Beginning February 12, 2024, an update to the Visa Secure program will affect users of the Payer Authentication REST and Simple Order APIs. The update is designed to enhance data quality monitoring and fraud dispute rights. There are no changes to API validation rules at this time. Failure to send these fields will not result in transaction failure, however, Visa Secure will consider them missing data.
Key Changes
  • The
    Visa Secure Program Guide
    , which supplements the core Visa rules, will require users of Payer Authentication to include additional data fields in the authentication request message, also known as the enrollment request. These fields, which are already supported and recommended, were previously labeled as
    required conditional
    , and will now be mandatory.
  • The
    Visa Secure Program Guide
     will be amended to assess only authorization data to determine fraud dispute rights, effective April 15, 2024.

Required Browser Fields

These fields are required for browser-based transactions.
REST API
  • deviceInformation.httpBrowserScreenHeight
  • deviceInformation.httpBrowserScreenWidth
  • deviceInformation.ipAddress
Simple Order API
  • billTo_httpBrowserScreenHeight
  • billTo_httpBrowserScreenWidth
  • billTo_ipAddress
IP Address applies only to transactions that are sent using Software Development Kit (SDK) . When you send the device IP address using the SDK, Cardinal collects that information automatically.

Cardholder Fields

These fields are required, except in countries for which they do not exist.
REST API Fields
  • orderInformation.billTo.address1
  • orderInformation.billTo.administrativeArea
  • orderInformation.billTo.country
  • orderInformation.billTo.email
  • orderInformation.billTo.firstName
  • orderInformation.billTo.lastName
  • orderInformation.billTo.locality
  • orderInformation.billTo.postalCode
Simple Order API Fields
  • billTo_street1
  • billTo_state
  • billTo_country
  • billTo_email
  • billTo_firstName
  • billTo_lastName
  • billTo_city
  • billTo_postalCode

Phone Fields

These fields are required, when available, unless the market or regional mandate restricts sending this information.
REST API Fields
  • orderInformation.billTo.phoneNumber
  • buyerInformation.mobilePhone
  • buyerInformation.workPhone
Simple Order API Fields
  • billTo_phoneNumber
  • payerAuthEnrollService_mobilePhone
  • payerAuthEnrollService_workPhone

Merchant Data Quality Best Practices

The following practices are recommended for best results.
  • Ensure that the checkout page is designed to collect the required and priority EMV 3-D Secure data elements and to take required actions to populate any missing data fields.
  • Ensure that data sent through EMV 3-D Secure is authentic and accurate at the time of the transaction.
  • Ensure that the 3-D Secure method URL is invoked and completed before sending an authentication request.

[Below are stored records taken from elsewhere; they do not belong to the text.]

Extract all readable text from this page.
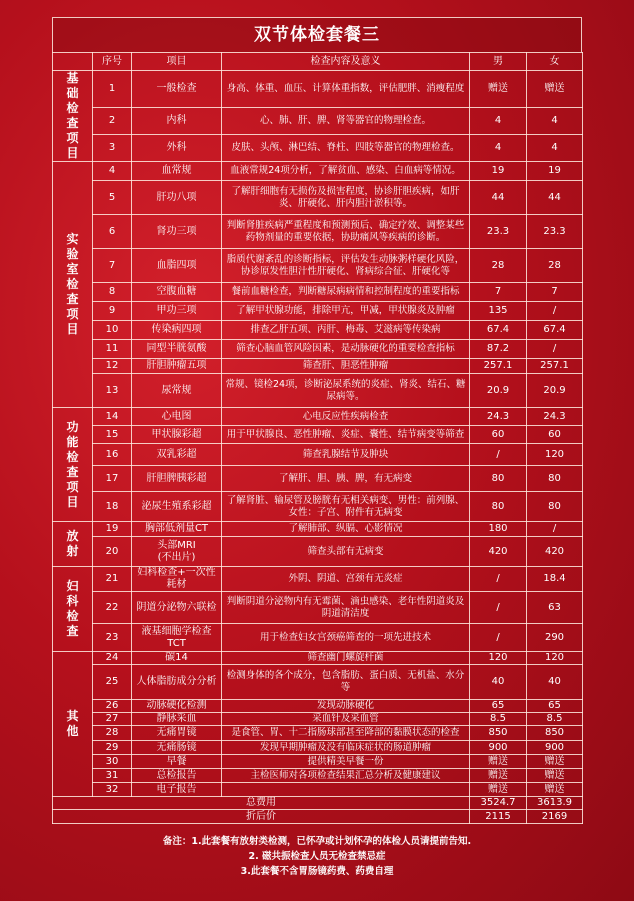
双节体检套餐三
	序号	项目	检查内容及意义	男	女
基础检查项目	1	一般检查	身高、体重、血压、计算体重指数，评估肥胖、消瘦程度	赠送	赠送
	2	内科	心、肺、肝、脾、肾等器官的物理检查。	4	4
	3	外科	皮肤、头颅、淋巴结、脊柱、四肢等器官的物理检查。	4	4
实验室检查项目	4	血常规	血液常规24项分析，了解贫血、感染、白血病等情况。	19	19
	5	肝功八项	了解肝细胞有无损伤及损害程度，协诊肝胆疾病，如肝炎、肝硬化、肝内胆汁淤积等。	44	44
	6	肾功三项	判断肾脏疾病严重程度和预测预后、确定疗效、调整某些药物剂量的重要依据，协助痛风等疾病的诊断。	23.3	23.3
	7	血脂四项	脂质代谢紊乱的诊断指标，评估发生动脉粥样硬化风险，协诊原发性胆汁性肝硬化、肾病综合征、肝硬化等	28	28
	8	空腹血糖	餐前血糖检查，判断糖尿病病情和控制程度的重要指标	7	7
	9	甲功三项	了解甲状腺功能，排除甲亢，甲减，甲状腺炎及肿瘤	135	/
	10	传染病四项	排查乙肝五项、丙肝、梅毒、艾滋病等传染病	67.4	67.4
	11	同型半胱氨酸	筛查心脑血管风险因素，是动脉硬化的重要检查指标	87.2	/
	12	肝胆肿瘤五项	筛查肝、胆恶性肿瘤	257.1	257.1
	13	尿常规	常规、镜检24项，诊断泌尿系统的炎症、肾炎、结石、糖尿病等。	20.9	20.9
功能检查项目	14	心电图	心电反应性疾病检查	24.3	24.3
	15	甲状腺彩超	用于甲状腺良、恶性肿瘤、炎症、囊性、结节病变等筛查	60	60
	16	双乳彩超	筛查乳腺结节及肿块	/	120
	17	肝胆脾胰彩超	了解肝、胆、胰、脾，有无病变	80	80
	18	泌尿生殖系彩超	了解肾脏、输尿管及膀胱有无相关病变、男性：前列腺、女性：子宫、附件有无病变	80	80
放射	19	胸部低剂量CT	了解肺部、纵膈、心影情况	180	/
	20	头部MRI
(不出片)	筛查头部有无病变	420	420
妇科检查	21	妇科检查+一次性耗材	外阴、阴道、宫颈有无炎症	/	18.4
	22	阴道分泌物六联检	判断阴道分泌物内有无霉菌、滴虫感染、老年性阴道炎及阴道清洁度	/	63
	23	液基细胞学检查TCT	用于检查妇女宫颈癌筛查的一项先进技术	/	290
其他	24	碳14	筛查幽门螺旋杆菌	120	120
	25	人体脂肪成分分析	检测身体的各个成分，包含脂肪、蛋白质、无机盐、水分等	40	40
	26	动脉硬化检测	发现动脉硬化	65	65
	27	静脉采血	采血针及采血管	8.5	8.5
	28	无痛胃镜	是食管、胃、十二指肠球部甚至降部的黏膜状态的检查	850	850
	29	无痛肠镜	发现早期肿瘤及没有临床症状的肠道肿瘤	900	900
	30	早餐	提供精美早餐一份	赠送	赠送
	31	总检报告	主检医师对各项检查结果汇总分析及健康建议	赠送	赠送
	32	电子报告		赠送	赠送
总费用				3524.7	3613.9
折后价				2115	2169
备注：1.此套餐有放射类检测，已怀孕或计划怀孕的体检人员请提前告知.
2. 磁共振检查人员无检查禁忌症
3.此套餐不含胃肠镜药费、药费自理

Payer Authentication Data Collection Implications

The required browser fields are collected by Device Data Collection (DDC). Payer Authentication already requires the cardholder name, email address, and billing address. The common device identification parameters are handled by the Cardinal SDK.
Merchants must include the cardholder phone number in enrollment requests in order to satisfy the mandate. If the cardholder phone number is not included in a transaction the transaction will not fail, but the Visa Secure Program will monitor it as having missing data.